Hisao E. Kimura To Roof Garden, c 1930 Vintage bromide print

Hisao E. Kimura
To Roof Garden, c 1930
Vintage bromide print
13 3/4” x 10 3/4”
Museum of Science and Industry label affixed to verso 


August 23, 2021

PHOTOGRAPH OF THE WEEK is currently celebrating Japanese Americans who pioneered the photographic art form in the early 20th century—this week we feature Hisao E. Kimura (1902–1975). 

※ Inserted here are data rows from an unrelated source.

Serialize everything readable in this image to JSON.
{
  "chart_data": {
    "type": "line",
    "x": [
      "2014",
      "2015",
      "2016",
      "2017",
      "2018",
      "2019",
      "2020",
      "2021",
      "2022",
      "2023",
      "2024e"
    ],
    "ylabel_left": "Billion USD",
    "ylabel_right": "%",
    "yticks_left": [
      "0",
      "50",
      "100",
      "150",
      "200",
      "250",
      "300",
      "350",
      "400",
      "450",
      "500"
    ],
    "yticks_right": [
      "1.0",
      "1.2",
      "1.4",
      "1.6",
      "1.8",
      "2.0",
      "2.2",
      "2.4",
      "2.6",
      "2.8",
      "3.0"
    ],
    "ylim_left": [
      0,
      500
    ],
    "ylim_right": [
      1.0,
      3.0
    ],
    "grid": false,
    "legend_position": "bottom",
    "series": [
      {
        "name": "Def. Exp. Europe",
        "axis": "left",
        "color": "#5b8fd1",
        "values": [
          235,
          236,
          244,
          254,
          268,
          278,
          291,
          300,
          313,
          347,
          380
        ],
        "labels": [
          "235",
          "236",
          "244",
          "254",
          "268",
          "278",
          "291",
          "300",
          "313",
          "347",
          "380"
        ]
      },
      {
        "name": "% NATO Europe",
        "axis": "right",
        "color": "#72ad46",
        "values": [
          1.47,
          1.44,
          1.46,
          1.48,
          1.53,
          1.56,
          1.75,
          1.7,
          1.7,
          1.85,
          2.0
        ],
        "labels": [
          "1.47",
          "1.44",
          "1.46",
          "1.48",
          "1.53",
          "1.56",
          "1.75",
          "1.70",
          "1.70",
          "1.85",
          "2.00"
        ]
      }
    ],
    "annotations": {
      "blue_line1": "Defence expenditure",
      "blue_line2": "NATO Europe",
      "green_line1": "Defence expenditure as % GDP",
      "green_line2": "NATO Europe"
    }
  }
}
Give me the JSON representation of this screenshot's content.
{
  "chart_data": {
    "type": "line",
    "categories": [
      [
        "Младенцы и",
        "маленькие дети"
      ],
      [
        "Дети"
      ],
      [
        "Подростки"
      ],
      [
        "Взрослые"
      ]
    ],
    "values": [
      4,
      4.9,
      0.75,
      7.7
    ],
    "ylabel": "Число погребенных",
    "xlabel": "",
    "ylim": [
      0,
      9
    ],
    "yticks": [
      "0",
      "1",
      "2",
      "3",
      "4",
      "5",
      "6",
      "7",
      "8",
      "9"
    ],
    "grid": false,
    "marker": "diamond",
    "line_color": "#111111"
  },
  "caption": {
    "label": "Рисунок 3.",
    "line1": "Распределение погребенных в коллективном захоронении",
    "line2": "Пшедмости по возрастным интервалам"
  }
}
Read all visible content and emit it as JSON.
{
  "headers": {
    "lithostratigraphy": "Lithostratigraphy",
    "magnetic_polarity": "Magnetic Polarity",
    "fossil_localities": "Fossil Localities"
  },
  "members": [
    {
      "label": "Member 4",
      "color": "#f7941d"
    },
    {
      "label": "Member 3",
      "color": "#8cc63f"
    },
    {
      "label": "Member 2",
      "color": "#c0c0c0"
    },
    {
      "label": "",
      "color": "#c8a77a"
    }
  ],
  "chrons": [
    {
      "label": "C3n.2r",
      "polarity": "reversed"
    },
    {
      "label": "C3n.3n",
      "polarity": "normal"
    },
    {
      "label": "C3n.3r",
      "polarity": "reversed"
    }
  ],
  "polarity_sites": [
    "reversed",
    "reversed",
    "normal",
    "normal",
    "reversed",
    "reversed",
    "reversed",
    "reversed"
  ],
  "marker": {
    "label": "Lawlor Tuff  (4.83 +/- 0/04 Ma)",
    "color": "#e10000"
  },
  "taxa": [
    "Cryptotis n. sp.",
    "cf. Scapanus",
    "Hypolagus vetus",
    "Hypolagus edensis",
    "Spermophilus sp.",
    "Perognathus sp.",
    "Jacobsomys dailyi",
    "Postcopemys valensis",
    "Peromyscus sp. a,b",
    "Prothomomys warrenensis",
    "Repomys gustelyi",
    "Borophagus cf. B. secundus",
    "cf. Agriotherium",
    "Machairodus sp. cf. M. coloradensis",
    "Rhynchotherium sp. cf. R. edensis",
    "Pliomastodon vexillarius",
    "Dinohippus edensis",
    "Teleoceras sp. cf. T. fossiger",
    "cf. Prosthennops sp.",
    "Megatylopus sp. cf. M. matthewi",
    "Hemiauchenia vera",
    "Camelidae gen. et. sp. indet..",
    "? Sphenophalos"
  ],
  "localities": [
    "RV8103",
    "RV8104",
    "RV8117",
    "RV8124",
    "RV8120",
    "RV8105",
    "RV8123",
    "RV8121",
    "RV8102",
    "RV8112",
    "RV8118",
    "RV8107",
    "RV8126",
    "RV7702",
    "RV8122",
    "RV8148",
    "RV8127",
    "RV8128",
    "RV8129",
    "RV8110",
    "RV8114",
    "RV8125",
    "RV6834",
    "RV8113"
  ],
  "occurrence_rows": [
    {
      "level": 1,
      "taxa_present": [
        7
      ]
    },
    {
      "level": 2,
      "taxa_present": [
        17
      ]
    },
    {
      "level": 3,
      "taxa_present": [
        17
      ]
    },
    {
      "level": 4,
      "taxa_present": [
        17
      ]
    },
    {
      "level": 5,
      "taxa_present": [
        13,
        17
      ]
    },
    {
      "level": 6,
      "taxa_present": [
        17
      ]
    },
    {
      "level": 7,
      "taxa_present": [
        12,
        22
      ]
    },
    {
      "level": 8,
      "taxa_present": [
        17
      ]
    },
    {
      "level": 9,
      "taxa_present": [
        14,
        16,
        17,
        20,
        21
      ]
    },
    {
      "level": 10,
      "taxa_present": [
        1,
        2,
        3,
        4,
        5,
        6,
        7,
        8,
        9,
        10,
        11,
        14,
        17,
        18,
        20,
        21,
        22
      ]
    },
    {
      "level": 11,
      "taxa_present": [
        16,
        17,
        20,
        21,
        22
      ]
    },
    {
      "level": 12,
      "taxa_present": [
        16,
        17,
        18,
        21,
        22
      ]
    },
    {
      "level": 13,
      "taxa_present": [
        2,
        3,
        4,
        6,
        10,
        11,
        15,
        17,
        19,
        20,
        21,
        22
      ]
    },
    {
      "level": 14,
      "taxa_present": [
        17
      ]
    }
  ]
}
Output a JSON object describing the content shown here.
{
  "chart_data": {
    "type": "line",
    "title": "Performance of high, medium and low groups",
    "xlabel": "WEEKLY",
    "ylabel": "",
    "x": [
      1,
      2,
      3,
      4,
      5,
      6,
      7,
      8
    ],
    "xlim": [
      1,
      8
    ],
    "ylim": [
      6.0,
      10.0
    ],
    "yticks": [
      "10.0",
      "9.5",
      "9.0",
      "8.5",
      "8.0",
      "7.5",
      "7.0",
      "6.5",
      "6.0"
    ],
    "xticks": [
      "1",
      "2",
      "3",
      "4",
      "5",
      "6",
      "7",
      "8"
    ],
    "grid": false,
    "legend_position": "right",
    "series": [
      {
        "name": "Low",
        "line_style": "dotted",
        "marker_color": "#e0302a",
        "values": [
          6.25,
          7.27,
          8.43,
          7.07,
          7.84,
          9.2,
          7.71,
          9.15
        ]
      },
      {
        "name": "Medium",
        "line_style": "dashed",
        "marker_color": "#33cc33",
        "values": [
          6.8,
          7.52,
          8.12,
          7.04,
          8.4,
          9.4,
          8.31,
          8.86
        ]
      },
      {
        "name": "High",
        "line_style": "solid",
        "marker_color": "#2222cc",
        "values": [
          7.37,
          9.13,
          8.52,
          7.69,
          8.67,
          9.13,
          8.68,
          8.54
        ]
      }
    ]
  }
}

Reviewing the 1989 exhibition "Japanese Photography in America 1920-1930" at the Corcoran Gallery of Art, Jo Ann Lewis singled out Hisao E. Kimura's work in her piece for the Washington Post. Lewis observed in Kimura’s work “a startling kinship to the art and photography of New York in the '30s”. Indeed this image shares an affinity with the oblique angles and urban humanism seen in the work of Photo League members such as Arnold Eagle and Berenice Abbott.

Hisao E. Kimura was a charter member of the Japanese Camera Pictorialists of California, a group formed by photographers in 1926 in Los Angeles’s Little Tokyo neighborhood. Kimura exhibited prolifically in the prewar era and became a member of the Royal Photographic Society in 1936.

The Little Tokyo section of downtown Los Angeles had seen a rapidly growing population of Japanese immigrants, but the increase in Japanese immigration also fueled a rise in anti-Japanese sentiment. The Asian Exclusion Act of 1924 halted migration—the legislation was deeply unpopular in Japan where it was referred to as the "Japanese Exclusion" act. The tension between the two countries would eventually culminate in the Japanese attack on Pearl Harbor in 1941.

In 1942 the Japanese American businesses in Little Tokyo were closed under force. During WWII Kimura was incarcerated at an internment camp where he worked with a fellow Japanese American photographer Toyo Miyatake. Miyatake had smuggled in a camera lens and, with Edward Weston’s encouragement, the camp director eventually allowed Miyatake to photograph inside the camp. When Kimura and Miyatake were released, Kimura went on to work in the photo studio that Miyatake opened in Little Tokyo.
Kimura became a naturalized U.S. citizen in 1954 and, a year later, opened his own camera store: the Kimura Photomart.